Ce n’est donc pas la Saint Valentin. C’est un jour ordinaire. Un jour qui, comme tous les autres jours d’un mois de février de n’importe
quelle année, commence à l’aube et se termine le soir.
Un jour où il faut se lever pour travailler, se doucher comme n’importe quel jour. Puis il faut s’habiller et se poser la même question que tous
les autres jours d’un mois de février aussi anonyme que tous les jours de ce mois d’hiver. Ensuite, il faudra prendre son petit déjeuner, mettre sa polaire pour affronter le vent, ce même vent
qui souffle toujours dans le même sens dans la rue.
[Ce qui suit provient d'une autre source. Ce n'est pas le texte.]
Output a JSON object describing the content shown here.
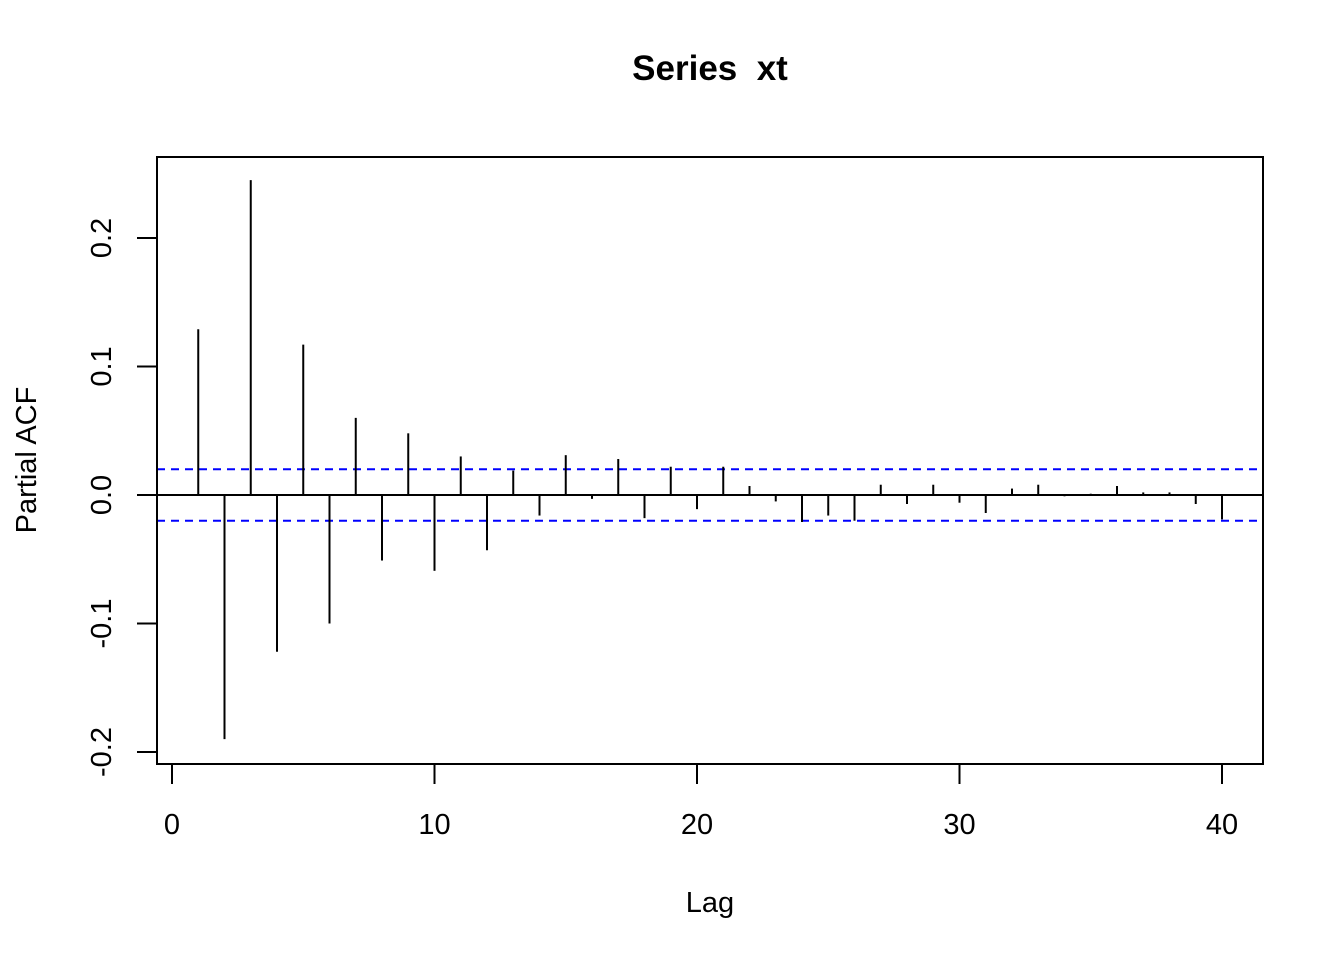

Une fois la porte fermée, tu laisseras le chat roulé en boule et bien au chaud comme il en a l’habitude. C’est ainsi tout au long de l’année. Il ne se pose pas de questions, le chat, car il sait bien que le soir, comme tous les soirs, il entendra le bruit que fait la clef dans la serrure de la porte et puis cette voix qu’il aime « Ça va le chachaou ? ». Peut-être condescendra t-il à se lever de sa couche douillette et à pas mesurés, compte tenu de son grand âge, viendra t-il se frotter à tes jambes, comme tous les soirs.
Alors, après avoir retiré ton manteau, comme tous les soirs de ce même jour du même mois de février, presque à la même heure, tu t’allongeras sur ton canapé, le même canapé que tu aimes parce que là, tu te sens bien. Le chat viendra se pelotonner sur toi.
Et puis, et puis, et puis comme tous les soirs tu te feras un peu de thé ou une soupe, ou bien tu mangeras un peu de fromage. Peut-être allumeras-tu la télé pour écouter la même speakerine blonde te débiter d’un ton monocorde, avec un sourire de commande - comme chaque soir - les dernières nouvelles du jour.
Tu apprendras qu’une telle est morte dans son bain, que l’on se bat dans la capitale de la Grèce, que les bombardements ont fait 200 victimes à Oms etc, etc...
Ordinaire ? Pas tout à fait toutefois. Un détail ne t’aura pas échappé. C’est ici un petit mot, comme abandonné sur ton bureau. Là, c’est une fleur qui orne le vase. C’est un parfum qui flotte dans l’air. C’est l’ombre d’une présence.
C’était une journée presque ordinaire que ce 14 février 2012 là.